In most practical applications such as recommendation systems, display advertising, and so forth, the collected data often contains missing values and those missing values are generally missing-not-at-random, which deteriorates the prediction performance of models. Some existing estimators and regularizers attempt to achieve unbiased estimation to improve the predictive performance. However, variances and generalization bound of these methods are generally unbounded when the propensity scores tend to zero, compromising their stability and robustness. In this paper, we first theoretically reveal that limitations of regularization techniques. Besides, we further illustrate that, for more general estimators, unbiasedness will inevitably lead to unbounded variance. These general laws inspire us that the estimator designs is not merely about eliminating bias, reducing variance, or simply achieve a bias-variance trade-off. Instead, it involves a quantitative joint optimization of bias and variance. Then, we develop a systematic fine-grained dynamic learning framework to jointly optimize bias and variance, which adaptively selects an appropriate estimator for each user-item pair according to the predefined objective function. With this operation, the generalization bounds and variances of models are reduced and bounded with theoretical guarantees. Extensive experiments are conducted to verify the theoretical results and the effectiveness of the proposed dynamic learning framework.
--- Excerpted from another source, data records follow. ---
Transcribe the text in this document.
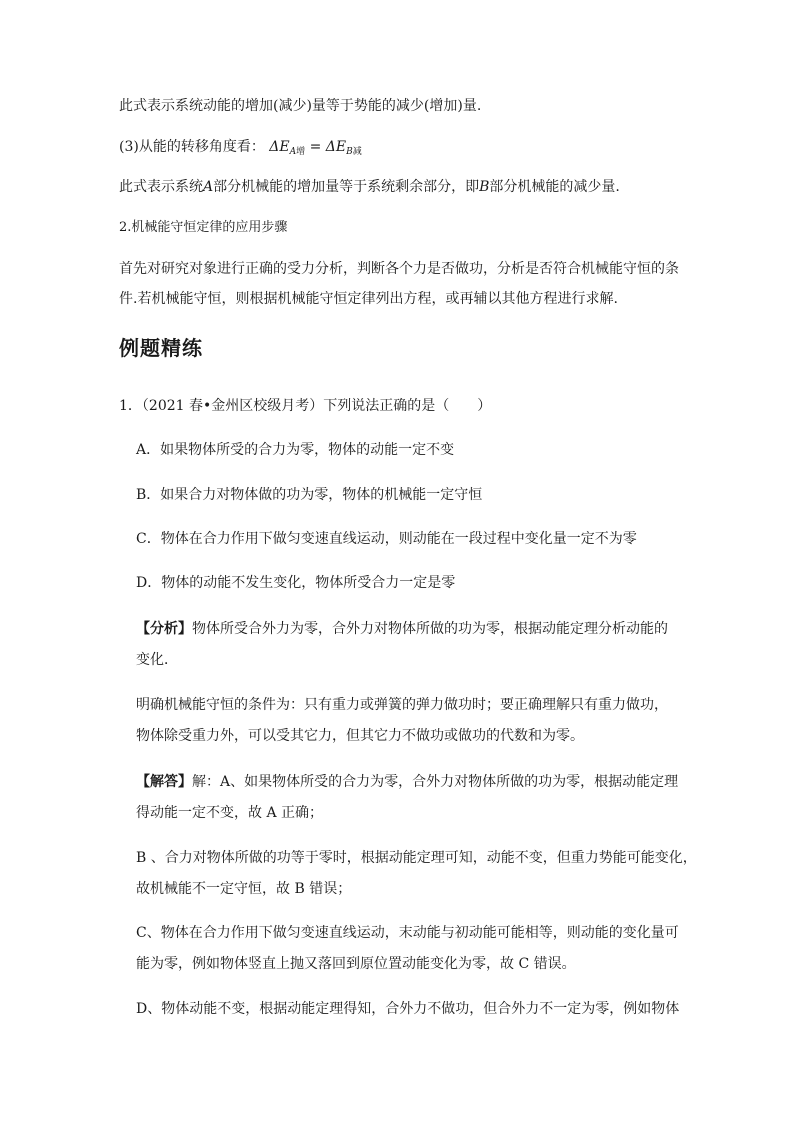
此式表示系统动能的增加(减少)量等于势能的减少(增加)量.
(3)从能的转移角度看： $\Delta E_{A增} = \Delta E_{B减}$
此式表示系统A部分机械能的增加量等于系统剩余部分，即B部分机械能的减少量.
2.机械能守恒定律的应用步骤
首先对研究对象进行正确的受力分析，判断各个力是否做功，分析是否符合机械能守恒的条
件.若机械能守恒，则根据机械能守恒定律列出方程，或再辅以其他方程进行求解.
例题精练
1．（2021 春•金州区校级月考）下列说法正确的是（　　）
A．如果物体所受的合力为零，物体的动能一定不变
B．如果合力对物体做的功为零，物体的机械能一定守恒
C．物体在合力作用下做匀变速直线运动，则动能在一段过程中变化量一定不为零
D．物体的动能不发生变化，物体所受合力一定是零
【分析】物体所受合外力为零，合外力对物体所做的功为零，根据动能定理分析动能的
变化．
明确机械能守恒的条件为：只有重力或弹簧的弹力做功时；要正确理解只有重力做功，
物体除受重力外，可以受其它力，但其它力不做功或做功的代数和为零。
【解答】解：A、如果物体所受的合力为零，合外力对物体所做的功为零，根据动能定理
得动能一定不变，故 A 正确；
B 、合力对物体所做的功等于零时，根据动能定理可知，动能不变，但重力势能可能变化，
故机械能不一定守恒，故 B 错误；
C、物体在合力作用下做匀变速直线运动，末动能与初动能可能相等，则动能的变化量可
能为零，例如物体竖直上抛又落回到原位置动能变化为零，故 C 错误。
D、物体动能不变，根据动能定理得知，合外力不做功，但合外力不一定为零，例如物体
翻译：在推荐系统、展示广告等大多数实际应用中，收集的数据常包含缺失值，且这些缺失值通常是非随机缺失的，这会降低模型的预测性能。现有的一些估计器和正则化方法试图通过无偏估计来提升预测性能。然而，当倾向得分趋近于零时，这些方法的方差与泛化界通常无界，从而损害了其稳定性与鲁棒性。本文首先从理论上揭示了正则化技术的局限性。此外，我们进一步证明对于更一般的估计器，无偏性将不可避免地导致无界方差。这些普遍规律启示我们：估计器设计不仅关乎消除偏差、降低方差或简单地实现偏差-方差权衡，更涉及偏差与方差的定量联合优化。为此，我们提出了一个系统性的细粒度动态学习框架来联合优化偏差与方差，该框架根据预设目标函数为每个用户-项目对自适应地选择合适的估计器。通过此操作，模型的泛化界与方差得以在理论保证下降低并保持有界。我们进行了大量实验以验证理论结果及所提动态学习框架的有效性。